O Brasil passou por vários ciclos democráticos e autoritários.  A ditadura militar que se implantou no Brasil em 1964 destroçou a liberdade de participação do povo no governo e estabeleceu mais de 20 anos de opressão elitista.  Nesse período, o notório General Golbery do Couto e Silva, considerado mentor intelectual da ditadura militar, publicou seus estudos sobre geopolítica em um livro entitulado Geopolítica do Brasil, onde descreve tais ciclos autoritários e democráticos no país.  Após cêrca de 20 anos de democracia, esse estudo nos alerta para a possibilidade de que se instaure à força outro ciclo autoritário...

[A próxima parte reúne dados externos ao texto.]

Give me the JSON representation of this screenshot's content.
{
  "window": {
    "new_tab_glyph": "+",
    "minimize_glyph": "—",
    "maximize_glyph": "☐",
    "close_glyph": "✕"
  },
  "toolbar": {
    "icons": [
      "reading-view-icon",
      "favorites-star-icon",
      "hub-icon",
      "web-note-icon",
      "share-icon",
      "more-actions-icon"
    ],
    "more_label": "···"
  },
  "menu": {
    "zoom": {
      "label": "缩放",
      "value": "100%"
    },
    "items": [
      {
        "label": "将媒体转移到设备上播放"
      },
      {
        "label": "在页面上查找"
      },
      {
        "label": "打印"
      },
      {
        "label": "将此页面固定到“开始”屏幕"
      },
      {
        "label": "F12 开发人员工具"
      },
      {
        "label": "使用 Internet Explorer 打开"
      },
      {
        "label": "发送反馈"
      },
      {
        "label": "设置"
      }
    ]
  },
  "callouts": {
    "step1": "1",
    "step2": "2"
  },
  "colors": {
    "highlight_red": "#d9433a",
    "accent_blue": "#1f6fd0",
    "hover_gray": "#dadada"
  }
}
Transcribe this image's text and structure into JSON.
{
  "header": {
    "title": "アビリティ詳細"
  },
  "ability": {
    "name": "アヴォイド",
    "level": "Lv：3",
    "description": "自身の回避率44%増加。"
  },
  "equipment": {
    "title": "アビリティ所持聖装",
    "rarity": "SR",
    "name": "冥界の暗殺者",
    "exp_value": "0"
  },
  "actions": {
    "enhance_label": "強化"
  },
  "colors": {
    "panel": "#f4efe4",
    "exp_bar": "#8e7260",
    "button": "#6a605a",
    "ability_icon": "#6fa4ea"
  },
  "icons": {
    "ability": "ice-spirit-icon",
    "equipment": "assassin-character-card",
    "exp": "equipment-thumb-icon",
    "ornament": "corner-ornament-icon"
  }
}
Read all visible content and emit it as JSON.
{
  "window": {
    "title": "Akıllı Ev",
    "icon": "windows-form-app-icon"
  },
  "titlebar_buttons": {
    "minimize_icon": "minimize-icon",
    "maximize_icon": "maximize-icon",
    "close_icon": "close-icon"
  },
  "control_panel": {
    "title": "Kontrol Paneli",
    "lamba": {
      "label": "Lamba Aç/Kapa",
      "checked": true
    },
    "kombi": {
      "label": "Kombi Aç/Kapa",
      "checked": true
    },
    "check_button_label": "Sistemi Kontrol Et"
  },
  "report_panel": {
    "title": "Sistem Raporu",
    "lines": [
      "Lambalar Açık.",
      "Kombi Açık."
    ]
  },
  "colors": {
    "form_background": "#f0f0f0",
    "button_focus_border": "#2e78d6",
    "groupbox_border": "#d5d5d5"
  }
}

Durante aquele período ditatorial, a mídia ajudou os tiranos a paralizarem o povo e angariou uma legitimidade à ditadura que apenas a propaganda enganadora seria capaz de obter.  Por isso, após anos destituído de sua cidadania, de seus direitos cívicos e sociais, desinformado pela mídia, o povo levou algum tempo para aprender a votar de acordo com seus interesses:  o PT sofreu tres derrotas consecutivas nas eleições presidenciais antes de conseguir 'chegar lá' – hoje, é aplaudido por cêrca de 90% do povo que acaba de eleger sua terceira vitória consecutiva nessas eleições.

Convém lembrar que democracia não significa mudança radical, socialismo.  Mas, durante governos democráticos, é possível chegar-se a patamares altos de liberdade, justiça e igualdade social, os quais, teoricamente, deveriam ser desejáveis para todos.  Mas, na realidade, isso não occorre;  a elite teme perder seus privilégios;  tanto que até acredita ser possível alcançar-se o 'comunismo' democraticamente!

Agora, a oposição começa a sentir o pêso de sua derrota.  Mas, como é constituída por elementos poderosos e perigosos – e, como sabemos, com vínculos traiçoeiros no exterior – , é bem capaz de orquestrar algum golpe contra o novo governo.  Nunca é demais criar regulamentação no sentido de prevenir tal acontecimento.  Pode-se dizer que a elite brasileira tentou dar o golpe mediático no governo, nos últimos anos, por diversas vezes, usando todo tipo de calúnias e maquinações na tentativa de macular e gerar um movimento nacional contra o governo do PT.  Não conseguiu seu intento.  Um golpe mais violento poderia estar em sua pauta, agora...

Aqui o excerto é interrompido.